The policy repo rate- the rate at which commercial banks borrow from RBI, underwent an adjustment under this framework, thus acting as a vital tool in inflation management. In times of rising inflation, the RBI providently pushed up the repo rate as a deterrent to excessive spending and borrowing. This in turn dampened the demand-side pressures on prices. For example, in 2022, when global inflation was towering due to supply chain disruption following geopolitical tensions, the repo rate was promptly increased multiple times by the RBI, touching down to 6.5% by the beginning of 2023. Unlike in the USA, where related rate hikes were delayed, which led to longstanding high inflation levels, India, with this timely intervention, could prevent inflation from skyrocketing out of control. 

Liquidity Management: Balancing the Flow of Money

RBI’s impressive management of liquidity in the financial system too has played a significant role in curbing inflation. The amount of money the banks hold in their reserves has been stringently monitored by the RBI through the employment of tools like the Cash Reserve Ratio (CRR) and the Statutory Liquidity Ratio (SLR), thereby regulating the overall supply of money. Through the calibration of these ratios based on inflationary trends, The RBI has effectively cushioned additional liquidity that might have otherwise powered inflation. 

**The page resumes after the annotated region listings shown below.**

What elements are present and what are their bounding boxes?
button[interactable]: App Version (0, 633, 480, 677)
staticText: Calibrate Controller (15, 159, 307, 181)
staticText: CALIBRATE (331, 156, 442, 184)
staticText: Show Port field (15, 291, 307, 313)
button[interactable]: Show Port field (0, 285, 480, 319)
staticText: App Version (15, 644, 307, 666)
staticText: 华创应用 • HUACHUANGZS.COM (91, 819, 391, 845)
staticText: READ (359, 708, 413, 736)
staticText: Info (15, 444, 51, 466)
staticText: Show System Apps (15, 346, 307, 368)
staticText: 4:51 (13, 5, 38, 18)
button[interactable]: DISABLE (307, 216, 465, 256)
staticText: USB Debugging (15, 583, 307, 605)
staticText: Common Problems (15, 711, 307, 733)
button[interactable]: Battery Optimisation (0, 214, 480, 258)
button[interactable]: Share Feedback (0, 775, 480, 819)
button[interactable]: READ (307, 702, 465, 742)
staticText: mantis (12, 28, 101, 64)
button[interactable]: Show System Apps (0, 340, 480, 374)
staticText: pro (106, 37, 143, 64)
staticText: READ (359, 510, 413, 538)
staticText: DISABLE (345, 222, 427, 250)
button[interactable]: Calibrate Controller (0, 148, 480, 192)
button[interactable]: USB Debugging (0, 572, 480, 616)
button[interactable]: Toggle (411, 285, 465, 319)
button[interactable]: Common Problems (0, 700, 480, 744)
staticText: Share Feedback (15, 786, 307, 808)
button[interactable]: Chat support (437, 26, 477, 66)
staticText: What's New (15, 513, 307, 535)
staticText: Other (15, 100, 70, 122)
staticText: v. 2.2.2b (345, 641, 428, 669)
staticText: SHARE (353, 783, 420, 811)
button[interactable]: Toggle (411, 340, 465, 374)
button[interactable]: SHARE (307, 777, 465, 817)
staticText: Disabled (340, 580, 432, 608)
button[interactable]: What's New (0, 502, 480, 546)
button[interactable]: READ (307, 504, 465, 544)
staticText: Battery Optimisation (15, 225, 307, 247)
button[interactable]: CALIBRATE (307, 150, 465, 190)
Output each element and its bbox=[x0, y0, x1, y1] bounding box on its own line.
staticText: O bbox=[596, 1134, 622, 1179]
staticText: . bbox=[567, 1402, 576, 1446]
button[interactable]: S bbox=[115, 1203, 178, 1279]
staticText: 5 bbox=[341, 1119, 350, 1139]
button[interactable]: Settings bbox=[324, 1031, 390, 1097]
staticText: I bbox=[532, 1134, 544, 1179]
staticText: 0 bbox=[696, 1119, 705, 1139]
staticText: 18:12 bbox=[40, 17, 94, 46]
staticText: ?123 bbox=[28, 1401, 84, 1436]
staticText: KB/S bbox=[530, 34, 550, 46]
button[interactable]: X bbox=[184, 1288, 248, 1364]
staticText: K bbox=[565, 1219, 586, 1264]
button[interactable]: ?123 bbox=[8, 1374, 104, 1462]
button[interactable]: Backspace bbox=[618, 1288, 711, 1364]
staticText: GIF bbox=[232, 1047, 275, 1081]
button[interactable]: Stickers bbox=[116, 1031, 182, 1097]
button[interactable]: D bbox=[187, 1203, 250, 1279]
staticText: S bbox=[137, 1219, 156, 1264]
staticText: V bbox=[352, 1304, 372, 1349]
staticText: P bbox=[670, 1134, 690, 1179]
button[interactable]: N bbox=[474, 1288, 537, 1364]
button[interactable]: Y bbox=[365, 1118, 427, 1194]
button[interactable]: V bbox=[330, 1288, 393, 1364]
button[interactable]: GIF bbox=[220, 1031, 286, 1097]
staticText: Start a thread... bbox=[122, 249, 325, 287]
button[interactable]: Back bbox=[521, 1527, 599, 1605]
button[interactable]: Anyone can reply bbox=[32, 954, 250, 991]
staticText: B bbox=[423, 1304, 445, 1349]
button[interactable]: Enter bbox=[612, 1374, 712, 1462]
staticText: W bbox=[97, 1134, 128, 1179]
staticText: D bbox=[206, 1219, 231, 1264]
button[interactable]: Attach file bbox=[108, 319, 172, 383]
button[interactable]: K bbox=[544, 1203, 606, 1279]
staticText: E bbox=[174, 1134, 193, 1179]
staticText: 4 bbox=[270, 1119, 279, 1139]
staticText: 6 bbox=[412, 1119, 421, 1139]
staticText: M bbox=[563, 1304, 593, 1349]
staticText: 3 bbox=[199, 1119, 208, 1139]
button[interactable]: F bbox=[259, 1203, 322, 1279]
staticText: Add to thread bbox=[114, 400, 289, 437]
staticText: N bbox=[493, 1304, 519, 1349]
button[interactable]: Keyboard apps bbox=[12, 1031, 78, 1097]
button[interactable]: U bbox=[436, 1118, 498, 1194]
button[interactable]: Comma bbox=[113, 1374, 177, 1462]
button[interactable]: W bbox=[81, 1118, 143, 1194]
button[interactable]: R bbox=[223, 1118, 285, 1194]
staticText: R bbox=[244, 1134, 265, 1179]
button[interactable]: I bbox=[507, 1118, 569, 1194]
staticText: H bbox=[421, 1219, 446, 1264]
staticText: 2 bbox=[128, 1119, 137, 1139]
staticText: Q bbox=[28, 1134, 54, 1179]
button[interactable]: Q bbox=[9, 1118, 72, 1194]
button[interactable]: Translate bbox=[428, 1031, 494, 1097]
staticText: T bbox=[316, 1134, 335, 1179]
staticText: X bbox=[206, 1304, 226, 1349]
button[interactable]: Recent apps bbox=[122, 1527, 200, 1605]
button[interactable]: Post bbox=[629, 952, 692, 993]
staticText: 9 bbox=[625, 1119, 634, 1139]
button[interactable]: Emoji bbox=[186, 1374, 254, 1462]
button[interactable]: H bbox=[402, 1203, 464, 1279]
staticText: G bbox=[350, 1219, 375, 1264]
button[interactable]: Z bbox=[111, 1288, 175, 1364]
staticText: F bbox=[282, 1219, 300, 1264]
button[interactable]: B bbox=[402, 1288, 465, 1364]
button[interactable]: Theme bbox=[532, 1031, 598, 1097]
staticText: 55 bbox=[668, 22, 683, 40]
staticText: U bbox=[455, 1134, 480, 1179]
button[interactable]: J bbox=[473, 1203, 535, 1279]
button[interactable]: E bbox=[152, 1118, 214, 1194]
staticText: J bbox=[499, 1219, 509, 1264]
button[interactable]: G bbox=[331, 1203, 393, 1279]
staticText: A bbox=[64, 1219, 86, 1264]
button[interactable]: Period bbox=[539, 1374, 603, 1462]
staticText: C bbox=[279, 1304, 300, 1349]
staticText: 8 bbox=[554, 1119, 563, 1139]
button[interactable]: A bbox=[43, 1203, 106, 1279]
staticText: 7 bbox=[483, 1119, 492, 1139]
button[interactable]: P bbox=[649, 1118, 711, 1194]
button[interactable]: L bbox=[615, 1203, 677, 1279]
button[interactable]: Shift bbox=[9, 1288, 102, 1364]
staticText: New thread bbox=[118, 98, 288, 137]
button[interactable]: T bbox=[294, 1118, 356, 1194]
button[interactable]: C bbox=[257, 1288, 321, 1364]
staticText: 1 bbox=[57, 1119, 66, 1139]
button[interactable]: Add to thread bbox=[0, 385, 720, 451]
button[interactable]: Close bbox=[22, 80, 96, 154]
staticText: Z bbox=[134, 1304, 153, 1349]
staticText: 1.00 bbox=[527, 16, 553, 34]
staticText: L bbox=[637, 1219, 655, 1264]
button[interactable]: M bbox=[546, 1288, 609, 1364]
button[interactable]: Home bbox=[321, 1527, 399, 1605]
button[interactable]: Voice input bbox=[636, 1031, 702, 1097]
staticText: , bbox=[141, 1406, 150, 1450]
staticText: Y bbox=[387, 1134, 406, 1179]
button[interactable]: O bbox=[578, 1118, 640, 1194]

(Image Credit: moneycontrol)

Furthermore, the RBI’s Open Market Operations (OMO) mechanism has played a vital role in maintaining liquidity balance. The amount of money being circulated in the economy can be directly influenced by the RBI through the buying and selling of government securities. For example, during the pandemic, the RBI purchased securities, which in turn imbued necessary liquidity into the economy to shoulder growth. As inflationary pressures gradually surfaced, the RBI, through a very prudent reversed approach, sold securities to account for excess liquidity and keep inflation in check.  

This proactive approach has facilitated the RBI to strike a discreet balance between supporting economic growth and controlling inflation, a move that many Western central banks have struggled to achieve.

Exchange Rate Management: Mitigating Imported Inflation

Fluctuations in global oil prices led to imported inflation, which posed a unique and severe challenge to India. To alleviate this, the RBI has assiduously stepped in the foreign exchange market to stabilize the Indian rupee. Dollars from RBI’s foreign exchange reserve, which were worth around $560 billion in 2024, were sold, which resulted in the prevention of an uncurbed devaluation of the rupee. Had this approach been not taken, the falling Indian rupee would have made imports more expensive and fueled inflation.

In contrast to this, advanced Western economies like the US and the Eurozone were often seen taking a more noninterventionist approach towards exchange rate management, mostly counting on market forces. However, the RBI’s active intervention has allowed it to safeguard the domestic economy from some of the inflationary pressures emerging from global markets, providing a bulwark that has proven vital in times of global economic instability.

As global economic challenges continue to thrive, the RBI’s exemplary dynamic, focused, and flexible monetary policy acts as a valuable framework for other nations facing inflationary turmoil.